Edinburgh Airport’s chief executive has accused First Minister Nicola Sturgeon of campaigning against his industry as he criticised the Scottish Government over airport coronavirus testing.
Gordon Dewar said ministers have thrown up “hurdle after hurdle” to an airport testing regime, leaving Scotland as the last country in Europe without such a system in place.
He also said plans for the vaccine rollout will not be fast enough to prevent the demise of large parts of the aviation industry.
Speaking to Holyrood’s Covid-19 Committee on Thursday, Mr Dewar said passenger numbers are currently down by 95% from last year.
He said: “We’ve spent the last three months, nearly four now, trying to agree and implement a robust aviation testing regime.
“Hurdle after hurdle has been thrown at us and put in our way.
“We’re now in the bizarre position of possible having to submit an FOI (freedom of information) request to see a submission to ministers containing a proposed solution.”
He said quarantine arrangements, which require incoming passengers to self-isolate for 14 days, are not working as only about 65% of travellers are observing the restrictions.
While the airport has a testing system in place, he said, it is mainly to service the pre-flight requirements of other nations.
He said: “We are still the only country in Europe – and I repeat that, the only country in Europe – that is not using a testing regime to support and make flying safe again.”
As well as the testing regime, he called for a year-long holiday on the air passenger duty tax to encourage airlines to continue offering flights to Scotland as their fleets reduce.
He referred to comments made by Nicola Sturgeon at Wednesday’s coronavirus briefing, when the First Minister said she would not “right now” be booking summer holidays due to the uncertainty about the state of the pandemic around the world.

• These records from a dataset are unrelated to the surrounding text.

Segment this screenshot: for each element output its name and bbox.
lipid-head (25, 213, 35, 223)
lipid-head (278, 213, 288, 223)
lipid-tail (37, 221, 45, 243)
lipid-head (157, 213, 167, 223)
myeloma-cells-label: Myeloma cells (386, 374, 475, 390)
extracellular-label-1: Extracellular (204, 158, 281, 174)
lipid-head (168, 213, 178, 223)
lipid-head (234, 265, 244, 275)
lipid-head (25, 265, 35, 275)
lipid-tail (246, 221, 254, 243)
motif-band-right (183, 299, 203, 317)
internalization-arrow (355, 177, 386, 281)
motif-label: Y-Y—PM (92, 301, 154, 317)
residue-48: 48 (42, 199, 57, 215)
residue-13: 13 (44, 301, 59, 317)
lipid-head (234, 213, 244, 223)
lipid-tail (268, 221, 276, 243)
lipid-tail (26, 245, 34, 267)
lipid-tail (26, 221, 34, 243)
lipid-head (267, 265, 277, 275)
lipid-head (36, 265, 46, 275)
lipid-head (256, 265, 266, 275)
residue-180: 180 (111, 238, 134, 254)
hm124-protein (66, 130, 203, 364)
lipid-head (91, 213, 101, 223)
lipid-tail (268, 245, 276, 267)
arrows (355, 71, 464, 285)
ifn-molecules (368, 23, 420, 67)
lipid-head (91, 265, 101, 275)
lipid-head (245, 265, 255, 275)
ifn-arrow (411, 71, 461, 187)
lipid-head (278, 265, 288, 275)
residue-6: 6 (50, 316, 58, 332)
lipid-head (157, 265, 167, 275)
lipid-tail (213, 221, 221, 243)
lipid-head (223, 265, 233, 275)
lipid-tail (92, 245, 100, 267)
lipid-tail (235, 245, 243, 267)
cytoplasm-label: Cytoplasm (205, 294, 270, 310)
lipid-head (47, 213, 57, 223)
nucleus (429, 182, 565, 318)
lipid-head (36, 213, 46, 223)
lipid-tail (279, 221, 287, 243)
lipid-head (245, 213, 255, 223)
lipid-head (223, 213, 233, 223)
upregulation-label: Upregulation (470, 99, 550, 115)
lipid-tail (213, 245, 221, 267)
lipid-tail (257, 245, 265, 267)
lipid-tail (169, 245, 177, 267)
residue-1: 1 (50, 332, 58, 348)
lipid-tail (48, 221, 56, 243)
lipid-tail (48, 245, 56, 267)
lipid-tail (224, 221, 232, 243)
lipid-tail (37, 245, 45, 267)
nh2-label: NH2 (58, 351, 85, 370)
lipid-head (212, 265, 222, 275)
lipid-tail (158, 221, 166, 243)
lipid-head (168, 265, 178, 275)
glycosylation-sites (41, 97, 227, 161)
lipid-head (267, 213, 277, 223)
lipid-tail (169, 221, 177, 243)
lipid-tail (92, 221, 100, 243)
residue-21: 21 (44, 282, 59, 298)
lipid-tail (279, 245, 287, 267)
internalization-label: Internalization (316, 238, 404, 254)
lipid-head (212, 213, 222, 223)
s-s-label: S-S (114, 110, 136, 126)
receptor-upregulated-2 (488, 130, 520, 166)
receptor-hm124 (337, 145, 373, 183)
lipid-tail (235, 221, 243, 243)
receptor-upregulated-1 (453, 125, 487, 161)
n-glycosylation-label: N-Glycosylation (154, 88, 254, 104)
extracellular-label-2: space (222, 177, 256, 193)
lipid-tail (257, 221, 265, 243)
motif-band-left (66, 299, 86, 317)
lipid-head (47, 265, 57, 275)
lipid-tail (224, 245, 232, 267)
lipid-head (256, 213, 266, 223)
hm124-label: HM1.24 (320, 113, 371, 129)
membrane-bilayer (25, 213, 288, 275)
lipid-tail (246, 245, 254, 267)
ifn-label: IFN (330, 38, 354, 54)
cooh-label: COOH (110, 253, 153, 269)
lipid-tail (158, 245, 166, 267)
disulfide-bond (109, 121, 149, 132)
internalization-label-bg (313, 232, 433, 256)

Mr Dewar said: “Yesterday, the First Minister actively called for people not to book their summer holidays next year.
“We’ve got the First Minister campaigning against our industry.”

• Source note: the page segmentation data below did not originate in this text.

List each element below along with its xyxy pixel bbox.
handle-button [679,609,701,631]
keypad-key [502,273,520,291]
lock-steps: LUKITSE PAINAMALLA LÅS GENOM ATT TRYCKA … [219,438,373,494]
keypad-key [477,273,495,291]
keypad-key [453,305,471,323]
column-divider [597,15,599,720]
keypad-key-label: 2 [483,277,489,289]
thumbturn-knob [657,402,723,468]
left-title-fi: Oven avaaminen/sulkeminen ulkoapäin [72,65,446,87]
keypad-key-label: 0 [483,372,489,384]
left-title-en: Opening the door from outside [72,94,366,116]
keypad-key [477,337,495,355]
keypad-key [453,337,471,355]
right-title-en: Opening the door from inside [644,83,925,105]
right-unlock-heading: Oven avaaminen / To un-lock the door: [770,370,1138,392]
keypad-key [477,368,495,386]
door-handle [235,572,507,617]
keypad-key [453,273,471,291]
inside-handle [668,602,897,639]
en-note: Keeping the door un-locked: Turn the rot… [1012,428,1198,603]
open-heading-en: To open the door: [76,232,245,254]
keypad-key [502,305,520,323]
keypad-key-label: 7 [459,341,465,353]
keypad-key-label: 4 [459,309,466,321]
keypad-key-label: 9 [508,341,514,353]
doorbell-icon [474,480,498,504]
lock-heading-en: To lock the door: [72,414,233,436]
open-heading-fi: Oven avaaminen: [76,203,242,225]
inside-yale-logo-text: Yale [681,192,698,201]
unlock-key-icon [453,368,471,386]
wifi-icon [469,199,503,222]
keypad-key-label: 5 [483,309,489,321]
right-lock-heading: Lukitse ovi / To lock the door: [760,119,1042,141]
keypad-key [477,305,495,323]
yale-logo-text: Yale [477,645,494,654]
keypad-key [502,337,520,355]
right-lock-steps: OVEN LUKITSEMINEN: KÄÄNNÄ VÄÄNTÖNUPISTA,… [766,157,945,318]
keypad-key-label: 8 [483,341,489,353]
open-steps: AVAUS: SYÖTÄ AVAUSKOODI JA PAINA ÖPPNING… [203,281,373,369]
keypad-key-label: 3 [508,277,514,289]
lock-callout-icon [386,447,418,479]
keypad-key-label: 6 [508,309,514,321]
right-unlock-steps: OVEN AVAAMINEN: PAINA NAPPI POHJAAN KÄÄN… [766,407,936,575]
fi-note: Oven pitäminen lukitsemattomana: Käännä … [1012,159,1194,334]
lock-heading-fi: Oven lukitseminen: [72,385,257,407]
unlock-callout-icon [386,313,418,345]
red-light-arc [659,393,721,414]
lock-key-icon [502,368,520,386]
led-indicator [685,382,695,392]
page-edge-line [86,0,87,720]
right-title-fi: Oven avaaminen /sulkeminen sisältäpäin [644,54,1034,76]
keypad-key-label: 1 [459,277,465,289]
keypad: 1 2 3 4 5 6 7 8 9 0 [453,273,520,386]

Plans for rolling out the vaccine are “woefully inadequate” to make a difference to the tourism industry, he said.
Mr Dewar added: “Unless we get the vaccine deployed by early summer and late spring, we’re actually going to be facing a 29-month winter.
“And let me tell you there are very, very few of the companies in that sector that will survive that.”
Committee member Annabelle Ewing asked Mr Dewar about the genomic research into Covid-19 that was revealed on Wednesday, pointing to the role of travel in reseeding the virus around Scotland during the summer of 2020.
Mr Dewar said: “I had a look at that and what it certainly demonstrates is that quarantine didn’t work.”
Ms Ewing responded: “We’re going through a pandemic and each country will try the best it can to do the best it can.
“But certainly before the second wave in Scotland we were doing pretty well indeed.”